Les données présentées lors de la conférence à laquelle ont assisté environ 250 jeunes entrepreneurs, investisseurs et avocats montrent que les entreprises technologiques ont du mal à lever des capitaux et à se développer en temps de guerre, mais que l’activité des fusions et acquisitions a repris cette année.
Selon PwC Israël, le nombre d’opérations de fusion et d’acquisition entre janvier et fin août est passé à 39 contre 35 au cours de la même période en 2023, avant le début de la guerre. La valeur des opérations de fusion et d’acquisition s’est élevée à 6,3 milliards de dollars, contre 3,2 milliards de dollars lors de la même période.
Les transactions de grande valeur ont été plus importantes cette année, la valeur moyenne des transactions étant passée de 93 millions de dollars à 161 millions de dollars, selon ces mêmes données. Six des 10 plus grandes entreprises acquises ont été créées il y a seulement cinq ans.

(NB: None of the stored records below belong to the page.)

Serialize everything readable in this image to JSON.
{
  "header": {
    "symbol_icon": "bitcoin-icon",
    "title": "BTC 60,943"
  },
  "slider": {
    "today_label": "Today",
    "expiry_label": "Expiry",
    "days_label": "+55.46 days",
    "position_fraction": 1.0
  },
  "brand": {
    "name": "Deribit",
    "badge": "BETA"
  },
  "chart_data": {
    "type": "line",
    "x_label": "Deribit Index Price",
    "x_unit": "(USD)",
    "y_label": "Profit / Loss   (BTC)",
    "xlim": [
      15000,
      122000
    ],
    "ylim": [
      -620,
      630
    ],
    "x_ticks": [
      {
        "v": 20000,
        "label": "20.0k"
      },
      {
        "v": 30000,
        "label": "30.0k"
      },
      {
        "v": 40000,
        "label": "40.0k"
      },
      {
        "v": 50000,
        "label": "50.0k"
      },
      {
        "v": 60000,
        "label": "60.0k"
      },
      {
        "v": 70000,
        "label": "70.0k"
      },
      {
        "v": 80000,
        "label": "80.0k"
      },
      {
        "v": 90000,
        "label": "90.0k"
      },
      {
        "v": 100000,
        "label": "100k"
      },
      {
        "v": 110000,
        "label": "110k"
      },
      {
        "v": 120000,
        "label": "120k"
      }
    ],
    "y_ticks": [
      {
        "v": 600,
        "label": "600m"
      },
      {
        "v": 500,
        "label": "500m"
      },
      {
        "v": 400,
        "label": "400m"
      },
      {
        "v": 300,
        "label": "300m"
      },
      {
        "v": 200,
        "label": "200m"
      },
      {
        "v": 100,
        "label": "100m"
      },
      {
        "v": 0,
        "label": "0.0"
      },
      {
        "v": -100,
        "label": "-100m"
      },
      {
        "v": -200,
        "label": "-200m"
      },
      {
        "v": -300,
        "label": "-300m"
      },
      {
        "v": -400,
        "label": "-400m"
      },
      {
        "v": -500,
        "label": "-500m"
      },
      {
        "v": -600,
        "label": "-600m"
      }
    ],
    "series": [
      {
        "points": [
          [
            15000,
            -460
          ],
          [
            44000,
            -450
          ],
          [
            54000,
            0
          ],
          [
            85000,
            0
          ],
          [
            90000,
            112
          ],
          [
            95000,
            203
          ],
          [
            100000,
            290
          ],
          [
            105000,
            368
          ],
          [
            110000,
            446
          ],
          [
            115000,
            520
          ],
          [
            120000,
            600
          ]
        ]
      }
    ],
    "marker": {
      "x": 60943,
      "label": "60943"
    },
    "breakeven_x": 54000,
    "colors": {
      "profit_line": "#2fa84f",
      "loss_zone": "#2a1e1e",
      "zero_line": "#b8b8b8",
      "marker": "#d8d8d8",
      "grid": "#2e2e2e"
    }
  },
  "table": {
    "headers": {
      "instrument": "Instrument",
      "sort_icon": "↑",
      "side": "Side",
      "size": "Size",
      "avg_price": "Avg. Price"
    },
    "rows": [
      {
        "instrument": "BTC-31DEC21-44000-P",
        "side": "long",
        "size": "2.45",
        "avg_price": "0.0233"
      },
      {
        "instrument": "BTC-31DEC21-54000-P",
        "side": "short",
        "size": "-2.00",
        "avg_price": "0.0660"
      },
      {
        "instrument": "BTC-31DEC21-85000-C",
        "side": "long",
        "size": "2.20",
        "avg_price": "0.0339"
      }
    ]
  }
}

« Nous voulons que la haute technologie israélienne reste en Israël, mais malheureusement, nous entendons parler d’entreprises – nombreuses – qui s’enregistrent aux États-Unis et que les entrepreneurs entendent suivre », ajoute Yaron Weizenbluth, associé et responsable du cluster high-tech chez PwC Israël.
« L’industrie technologique va continuer à être le moteur de croissance de l’économie israélienne en 2025 et dans les dix années à venir, à condition que de nouvelles startups et notamment des entreprises d’IA s’y établissent. »
Interrogé sur les options qui s’offrent aux jeunes entrepreneurs pour créer leur startup, en Israël ou à l’étranger, Shashua répond qu’après avoir fondé une société d’IA il y a de cela dix mois, il juge préférable de le faire en Israël.
« Si vous enregistrez une entreprise aux États-Unis, mais que la gestion, le contrôle et la R&D sont en Israël, l’entreprise reste redevable de ses impôts en Israël sans forcément bénéficier des remises que peuvent avoir les entreprises israéliennes », conclut-il.